A Haitian rescue worker helps the L.A. County Search and Rescue team in in downtown Port-au-Prince.
As part of the international response in Haiti, search and rescue teams are moving through the capital city, Port-au-Prince, trying to locate people who might still be stranded beneath collapsed buildings.
Even before the sun is over the horizon, search and rescue teams based at the main airport in Port-au-Prince are preparing for a long day. One particular convoy is made up of three dozen search and rescue workers from Spain and Iceland. They climb into the back of two large dump trucks loaded with gear and search dogs.
The Spanish squad works the dogs. Icelandic squad members say they're more at home searching for avalanche survivors, but for the moment, they and other rescue workers are driving through the wreckage of Haiti's capital city.
False Reports Of Survivors
Despite the early hour, the streets are choked with people. The first stop for the search and rescue team is a flattened hotel in what could be charitably described as a dicey neighborhood.
The rescue workers put on their hard hats as they pass through one particularly unruly stretch. Looters cart off bags of rice and anything they can lay their hands on.
Michael Olafsson, the safety officer with the Icelandic team, says the area is considered a red zone.
"You notice on the way there were local militias guarding," he says. "You could see how they were taking toll of people going past."
The convoy passes block after block of flattened buildings before finally stopping in front of the hotel. Local rescue organizations said they had received reports that people could be trapped under the building. Olafsson says that often, the reports are nothing more than rumors, but they have to be checked out. While the rescue workers unload the trucks, squad leader Magnus Hakonarson talks to locals watching the operation.
How The Rescue Works
With the aid of a translator, Hakonarson starts to get information. He draws a rough sketch of the hotel. The search team sends dogs into the destroyed hotel.
A dog will mark his spot if he detects anything, says Petur Goodmundsson, a paramedic and technology specialist.
"They bark or turn their head in a special way. And the dog handler knows his dog. So the dogs mark in a different way," he says.
If two dogs indicate there may be a person still alive, a listening device is installed. Rescue workers will knock on the concrete. Goodmundsson says they're not expecting to hear the word "help."
"We are listening for noises and people moving or people knocking," he says. "Like once we found yesterday the person was knocking, so we told them, 'Knock three times,' and they knocked three times. Then we know it's not the water dripping or animals, rats, something like that," he says.

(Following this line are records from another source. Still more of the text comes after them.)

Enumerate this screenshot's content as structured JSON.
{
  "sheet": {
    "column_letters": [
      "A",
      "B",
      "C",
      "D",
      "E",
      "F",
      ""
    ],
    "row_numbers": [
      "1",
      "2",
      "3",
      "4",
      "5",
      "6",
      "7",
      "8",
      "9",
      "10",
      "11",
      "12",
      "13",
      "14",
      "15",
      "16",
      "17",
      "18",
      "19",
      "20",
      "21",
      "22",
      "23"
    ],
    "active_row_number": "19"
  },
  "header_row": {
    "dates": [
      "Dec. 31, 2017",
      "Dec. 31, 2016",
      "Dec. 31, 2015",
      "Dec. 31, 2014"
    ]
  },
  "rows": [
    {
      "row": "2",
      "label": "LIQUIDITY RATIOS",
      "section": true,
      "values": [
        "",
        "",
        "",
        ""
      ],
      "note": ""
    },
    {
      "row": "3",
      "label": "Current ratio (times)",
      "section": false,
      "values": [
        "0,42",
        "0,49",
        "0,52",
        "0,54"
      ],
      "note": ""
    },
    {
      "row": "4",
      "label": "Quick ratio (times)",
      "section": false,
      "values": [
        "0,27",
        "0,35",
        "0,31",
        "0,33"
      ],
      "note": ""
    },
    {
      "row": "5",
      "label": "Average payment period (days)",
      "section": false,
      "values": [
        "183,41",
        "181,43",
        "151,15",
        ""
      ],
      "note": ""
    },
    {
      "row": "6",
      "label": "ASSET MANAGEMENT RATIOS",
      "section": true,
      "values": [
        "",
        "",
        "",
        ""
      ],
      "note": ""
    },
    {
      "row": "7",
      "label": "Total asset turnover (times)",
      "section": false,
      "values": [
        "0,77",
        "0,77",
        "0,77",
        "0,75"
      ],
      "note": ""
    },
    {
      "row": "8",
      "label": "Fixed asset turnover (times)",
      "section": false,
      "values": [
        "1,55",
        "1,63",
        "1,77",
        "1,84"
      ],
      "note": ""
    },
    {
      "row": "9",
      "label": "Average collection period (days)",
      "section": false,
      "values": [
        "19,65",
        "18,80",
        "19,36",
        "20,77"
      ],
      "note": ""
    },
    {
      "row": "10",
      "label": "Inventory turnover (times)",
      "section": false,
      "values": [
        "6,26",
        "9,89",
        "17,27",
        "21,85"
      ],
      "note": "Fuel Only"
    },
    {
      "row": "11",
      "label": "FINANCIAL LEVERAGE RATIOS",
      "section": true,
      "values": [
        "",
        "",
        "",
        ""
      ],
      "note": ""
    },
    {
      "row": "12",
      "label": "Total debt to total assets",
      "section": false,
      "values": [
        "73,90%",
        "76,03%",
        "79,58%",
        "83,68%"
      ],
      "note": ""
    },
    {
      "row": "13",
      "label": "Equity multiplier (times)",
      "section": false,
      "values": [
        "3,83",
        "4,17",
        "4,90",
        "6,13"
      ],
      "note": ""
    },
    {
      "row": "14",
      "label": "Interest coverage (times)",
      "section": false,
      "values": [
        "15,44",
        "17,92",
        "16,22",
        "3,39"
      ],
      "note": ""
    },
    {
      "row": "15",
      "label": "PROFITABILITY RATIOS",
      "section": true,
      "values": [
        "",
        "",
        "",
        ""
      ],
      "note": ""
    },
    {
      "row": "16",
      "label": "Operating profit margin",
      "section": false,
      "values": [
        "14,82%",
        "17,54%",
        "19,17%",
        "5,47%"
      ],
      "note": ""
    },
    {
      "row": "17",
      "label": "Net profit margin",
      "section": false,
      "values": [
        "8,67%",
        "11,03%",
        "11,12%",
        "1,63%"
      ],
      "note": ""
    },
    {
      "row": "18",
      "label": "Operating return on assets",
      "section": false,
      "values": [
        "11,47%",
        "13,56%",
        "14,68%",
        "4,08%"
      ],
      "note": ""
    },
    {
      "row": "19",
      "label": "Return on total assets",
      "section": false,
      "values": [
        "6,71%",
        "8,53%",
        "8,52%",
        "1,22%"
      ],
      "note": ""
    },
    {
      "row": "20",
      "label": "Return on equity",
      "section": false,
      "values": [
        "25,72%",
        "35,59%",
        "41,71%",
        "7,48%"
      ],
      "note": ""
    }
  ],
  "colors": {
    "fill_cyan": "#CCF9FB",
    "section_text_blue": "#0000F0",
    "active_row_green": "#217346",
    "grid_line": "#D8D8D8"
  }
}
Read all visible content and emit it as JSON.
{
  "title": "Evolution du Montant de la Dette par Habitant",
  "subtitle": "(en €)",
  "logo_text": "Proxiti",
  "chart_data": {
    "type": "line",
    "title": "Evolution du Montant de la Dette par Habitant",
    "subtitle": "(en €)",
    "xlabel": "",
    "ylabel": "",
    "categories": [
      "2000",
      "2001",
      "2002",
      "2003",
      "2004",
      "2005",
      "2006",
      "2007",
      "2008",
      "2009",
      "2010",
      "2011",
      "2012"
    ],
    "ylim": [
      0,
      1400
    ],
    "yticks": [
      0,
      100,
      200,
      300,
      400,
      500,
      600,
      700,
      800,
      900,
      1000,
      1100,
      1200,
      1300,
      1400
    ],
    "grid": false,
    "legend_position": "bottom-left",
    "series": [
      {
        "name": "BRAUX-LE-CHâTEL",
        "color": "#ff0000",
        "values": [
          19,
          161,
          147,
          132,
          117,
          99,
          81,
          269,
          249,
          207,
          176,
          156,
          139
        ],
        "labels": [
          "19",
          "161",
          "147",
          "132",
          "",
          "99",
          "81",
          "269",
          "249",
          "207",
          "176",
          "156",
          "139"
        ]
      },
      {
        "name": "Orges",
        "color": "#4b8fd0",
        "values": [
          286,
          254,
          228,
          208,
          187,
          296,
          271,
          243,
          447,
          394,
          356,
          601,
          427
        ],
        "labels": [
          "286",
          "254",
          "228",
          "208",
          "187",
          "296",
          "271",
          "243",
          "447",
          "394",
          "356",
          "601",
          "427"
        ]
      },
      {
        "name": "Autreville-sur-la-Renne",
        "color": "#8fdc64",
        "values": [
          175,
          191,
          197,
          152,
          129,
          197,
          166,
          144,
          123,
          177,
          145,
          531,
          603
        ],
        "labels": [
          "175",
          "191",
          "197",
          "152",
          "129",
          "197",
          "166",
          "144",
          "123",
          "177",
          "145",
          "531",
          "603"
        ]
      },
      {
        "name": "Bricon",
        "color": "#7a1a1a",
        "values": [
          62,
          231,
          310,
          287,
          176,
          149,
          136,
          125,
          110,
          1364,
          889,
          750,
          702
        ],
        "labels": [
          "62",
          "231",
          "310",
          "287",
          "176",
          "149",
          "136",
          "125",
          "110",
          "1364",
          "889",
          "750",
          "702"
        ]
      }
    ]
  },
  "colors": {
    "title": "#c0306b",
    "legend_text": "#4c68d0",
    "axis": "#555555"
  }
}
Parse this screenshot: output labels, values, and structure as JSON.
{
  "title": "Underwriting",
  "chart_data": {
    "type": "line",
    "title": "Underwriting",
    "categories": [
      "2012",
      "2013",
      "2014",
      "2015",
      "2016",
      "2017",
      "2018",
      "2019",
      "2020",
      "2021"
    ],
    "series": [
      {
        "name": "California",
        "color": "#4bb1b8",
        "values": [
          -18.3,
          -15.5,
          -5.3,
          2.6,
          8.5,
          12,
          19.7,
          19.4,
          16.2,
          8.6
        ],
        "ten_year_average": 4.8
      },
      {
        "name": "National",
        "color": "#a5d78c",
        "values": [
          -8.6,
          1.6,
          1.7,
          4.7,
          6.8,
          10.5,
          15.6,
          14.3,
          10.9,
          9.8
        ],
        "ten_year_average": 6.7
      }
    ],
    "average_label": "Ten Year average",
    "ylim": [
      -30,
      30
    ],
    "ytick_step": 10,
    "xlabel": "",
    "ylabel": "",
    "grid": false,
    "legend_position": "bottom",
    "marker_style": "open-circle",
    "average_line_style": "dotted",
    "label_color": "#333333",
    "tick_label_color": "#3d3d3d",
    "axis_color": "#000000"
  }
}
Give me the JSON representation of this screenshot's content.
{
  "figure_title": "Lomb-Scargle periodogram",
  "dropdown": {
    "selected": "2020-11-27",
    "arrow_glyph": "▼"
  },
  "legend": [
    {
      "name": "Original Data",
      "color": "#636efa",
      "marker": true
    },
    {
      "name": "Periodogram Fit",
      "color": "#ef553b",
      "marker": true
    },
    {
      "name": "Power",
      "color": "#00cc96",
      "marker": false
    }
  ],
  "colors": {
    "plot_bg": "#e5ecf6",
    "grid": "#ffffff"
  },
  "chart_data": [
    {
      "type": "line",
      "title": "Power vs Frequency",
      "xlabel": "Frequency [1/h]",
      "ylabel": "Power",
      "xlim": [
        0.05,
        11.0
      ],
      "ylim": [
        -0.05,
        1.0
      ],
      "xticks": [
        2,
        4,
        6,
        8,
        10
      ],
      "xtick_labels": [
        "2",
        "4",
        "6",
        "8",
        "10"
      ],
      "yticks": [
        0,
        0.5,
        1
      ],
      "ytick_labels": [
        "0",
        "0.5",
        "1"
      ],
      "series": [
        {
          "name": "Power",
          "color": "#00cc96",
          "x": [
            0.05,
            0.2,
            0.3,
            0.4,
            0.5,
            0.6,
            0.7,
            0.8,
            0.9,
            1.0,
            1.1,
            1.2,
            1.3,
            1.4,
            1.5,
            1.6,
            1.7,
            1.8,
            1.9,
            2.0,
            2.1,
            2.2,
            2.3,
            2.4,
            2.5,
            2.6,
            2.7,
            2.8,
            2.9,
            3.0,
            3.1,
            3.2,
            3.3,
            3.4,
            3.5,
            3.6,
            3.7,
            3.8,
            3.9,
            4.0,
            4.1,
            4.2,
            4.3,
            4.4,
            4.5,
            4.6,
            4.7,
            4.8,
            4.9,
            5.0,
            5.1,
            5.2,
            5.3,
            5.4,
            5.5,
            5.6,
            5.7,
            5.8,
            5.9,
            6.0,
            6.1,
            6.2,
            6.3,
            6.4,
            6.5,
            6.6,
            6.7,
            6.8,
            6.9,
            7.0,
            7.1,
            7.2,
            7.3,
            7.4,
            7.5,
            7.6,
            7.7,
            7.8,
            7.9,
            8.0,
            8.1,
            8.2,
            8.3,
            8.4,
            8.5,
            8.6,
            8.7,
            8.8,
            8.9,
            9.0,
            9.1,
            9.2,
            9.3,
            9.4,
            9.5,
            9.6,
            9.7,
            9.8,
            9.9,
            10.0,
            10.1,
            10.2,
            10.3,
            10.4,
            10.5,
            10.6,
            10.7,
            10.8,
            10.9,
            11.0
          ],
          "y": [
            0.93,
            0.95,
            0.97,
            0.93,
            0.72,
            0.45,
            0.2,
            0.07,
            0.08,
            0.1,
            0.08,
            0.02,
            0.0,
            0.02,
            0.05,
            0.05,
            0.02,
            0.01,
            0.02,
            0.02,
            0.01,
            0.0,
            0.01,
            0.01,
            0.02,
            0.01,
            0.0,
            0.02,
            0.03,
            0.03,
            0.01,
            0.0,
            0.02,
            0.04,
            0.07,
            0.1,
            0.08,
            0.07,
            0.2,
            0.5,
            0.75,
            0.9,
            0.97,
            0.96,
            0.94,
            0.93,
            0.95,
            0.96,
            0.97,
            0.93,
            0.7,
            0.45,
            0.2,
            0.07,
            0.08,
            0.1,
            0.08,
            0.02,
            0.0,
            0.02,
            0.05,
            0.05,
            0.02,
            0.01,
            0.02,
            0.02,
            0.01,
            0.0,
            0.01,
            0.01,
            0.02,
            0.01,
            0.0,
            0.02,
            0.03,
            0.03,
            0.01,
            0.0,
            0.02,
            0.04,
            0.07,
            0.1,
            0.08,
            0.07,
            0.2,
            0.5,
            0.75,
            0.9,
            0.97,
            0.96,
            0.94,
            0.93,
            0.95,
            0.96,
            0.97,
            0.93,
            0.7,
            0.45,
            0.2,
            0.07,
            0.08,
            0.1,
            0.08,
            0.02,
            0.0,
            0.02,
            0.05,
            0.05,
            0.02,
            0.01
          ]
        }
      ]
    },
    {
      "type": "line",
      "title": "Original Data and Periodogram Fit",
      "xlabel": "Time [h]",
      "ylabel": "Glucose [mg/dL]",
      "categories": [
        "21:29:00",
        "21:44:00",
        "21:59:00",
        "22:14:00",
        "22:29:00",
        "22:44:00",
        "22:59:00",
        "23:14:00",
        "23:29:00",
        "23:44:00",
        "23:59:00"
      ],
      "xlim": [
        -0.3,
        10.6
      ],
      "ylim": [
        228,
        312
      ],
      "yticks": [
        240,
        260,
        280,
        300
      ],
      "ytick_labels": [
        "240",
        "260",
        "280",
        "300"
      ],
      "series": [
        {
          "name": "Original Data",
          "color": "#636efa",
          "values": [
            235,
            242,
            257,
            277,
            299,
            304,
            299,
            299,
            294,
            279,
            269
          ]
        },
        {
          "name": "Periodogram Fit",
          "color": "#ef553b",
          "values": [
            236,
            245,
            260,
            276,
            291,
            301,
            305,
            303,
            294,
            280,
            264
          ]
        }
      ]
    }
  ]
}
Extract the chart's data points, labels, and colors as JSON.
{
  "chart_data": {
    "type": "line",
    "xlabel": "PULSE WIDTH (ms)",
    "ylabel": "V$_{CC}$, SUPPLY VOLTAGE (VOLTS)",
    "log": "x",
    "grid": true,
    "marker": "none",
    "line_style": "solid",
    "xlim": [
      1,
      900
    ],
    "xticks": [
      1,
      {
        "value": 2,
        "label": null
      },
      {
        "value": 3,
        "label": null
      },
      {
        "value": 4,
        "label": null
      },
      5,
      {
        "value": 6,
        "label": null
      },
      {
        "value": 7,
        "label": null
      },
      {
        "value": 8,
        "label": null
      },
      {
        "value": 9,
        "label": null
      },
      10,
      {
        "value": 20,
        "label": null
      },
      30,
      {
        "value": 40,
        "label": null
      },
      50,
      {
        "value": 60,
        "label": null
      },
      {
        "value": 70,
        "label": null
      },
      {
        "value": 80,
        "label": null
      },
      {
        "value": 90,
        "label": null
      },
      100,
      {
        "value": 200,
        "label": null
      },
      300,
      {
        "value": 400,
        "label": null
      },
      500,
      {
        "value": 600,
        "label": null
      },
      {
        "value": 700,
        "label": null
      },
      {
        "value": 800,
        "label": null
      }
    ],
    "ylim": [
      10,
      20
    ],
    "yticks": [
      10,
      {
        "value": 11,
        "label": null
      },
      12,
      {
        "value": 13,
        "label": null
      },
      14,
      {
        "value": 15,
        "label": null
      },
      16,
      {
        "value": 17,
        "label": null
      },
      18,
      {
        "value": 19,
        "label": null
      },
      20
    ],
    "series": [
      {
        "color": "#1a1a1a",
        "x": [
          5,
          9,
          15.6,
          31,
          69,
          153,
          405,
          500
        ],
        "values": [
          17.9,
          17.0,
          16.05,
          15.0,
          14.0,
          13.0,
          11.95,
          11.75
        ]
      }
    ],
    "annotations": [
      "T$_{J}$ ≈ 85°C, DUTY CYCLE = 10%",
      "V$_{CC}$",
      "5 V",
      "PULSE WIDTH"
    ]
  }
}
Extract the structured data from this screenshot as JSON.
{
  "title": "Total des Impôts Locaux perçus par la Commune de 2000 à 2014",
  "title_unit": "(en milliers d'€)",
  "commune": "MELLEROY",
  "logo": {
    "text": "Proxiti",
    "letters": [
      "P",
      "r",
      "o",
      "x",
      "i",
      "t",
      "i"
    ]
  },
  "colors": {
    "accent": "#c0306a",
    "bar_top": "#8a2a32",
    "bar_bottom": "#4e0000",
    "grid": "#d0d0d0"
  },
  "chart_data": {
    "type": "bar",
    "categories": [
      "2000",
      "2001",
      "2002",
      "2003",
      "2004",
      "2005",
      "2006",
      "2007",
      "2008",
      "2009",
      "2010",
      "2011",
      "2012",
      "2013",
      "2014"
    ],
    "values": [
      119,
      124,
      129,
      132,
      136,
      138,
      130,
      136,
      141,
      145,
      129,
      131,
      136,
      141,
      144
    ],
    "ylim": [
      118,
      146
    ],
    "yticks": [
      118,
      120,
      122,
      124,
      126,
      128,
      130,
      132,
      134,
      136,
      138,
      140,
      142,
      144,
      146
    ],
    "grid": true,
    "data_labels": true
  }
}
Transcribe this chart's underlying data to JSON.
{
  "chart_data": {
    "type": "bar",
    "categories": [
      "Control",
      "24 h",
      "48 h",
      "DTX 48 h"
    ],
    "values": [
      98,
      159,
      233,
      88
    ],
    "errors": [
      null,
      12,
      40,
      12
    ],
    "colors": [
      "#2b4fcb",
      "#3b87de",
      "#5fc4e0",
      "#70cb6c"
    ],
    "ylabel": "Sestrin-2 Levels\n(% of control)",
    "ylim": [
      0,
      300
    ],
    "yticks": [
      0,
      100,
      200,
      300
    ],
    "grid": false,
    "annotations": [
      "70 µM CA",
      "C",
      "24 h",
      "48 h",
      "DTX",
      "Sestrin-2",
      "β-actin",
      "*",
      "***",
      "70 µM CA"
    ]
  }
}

If they can talk to the survivor, rescue workers try to determine if anyone else is trapped.
'Searching Is Easy; Leaving Is Difficult'
Despite all the efforts to find someone at the hotel, it's determined there are no survivors, and the teams start packing up. Next stop is the University of Haiti. As the trucks head off, squad leader Hakonarson says it's tough leaving the various locations.
"Searching is easy. Leaving an area with relatives, that's a difficult thing," he says.
By the time they reach the university, a search and rescue group from the U.S. is already working the area. But local people start approaching the group, saying they are sure people are alive in a number of other buildings. The rescue crews question each person.
It is a long process and requires looking around damaged buildings, says Erlander Birgisson, a structural engineer on the Icelandic squad.
"I can see from the pictures they took, it's very unstable," he says, studying a structure. "If we have an aftershock, this will go down. A small tremor, yes, will bring this down."
Birgisson says it's incredibly difficult to try to rescue people in the ruins of a city this size, with so many houses — and with so little time remaining.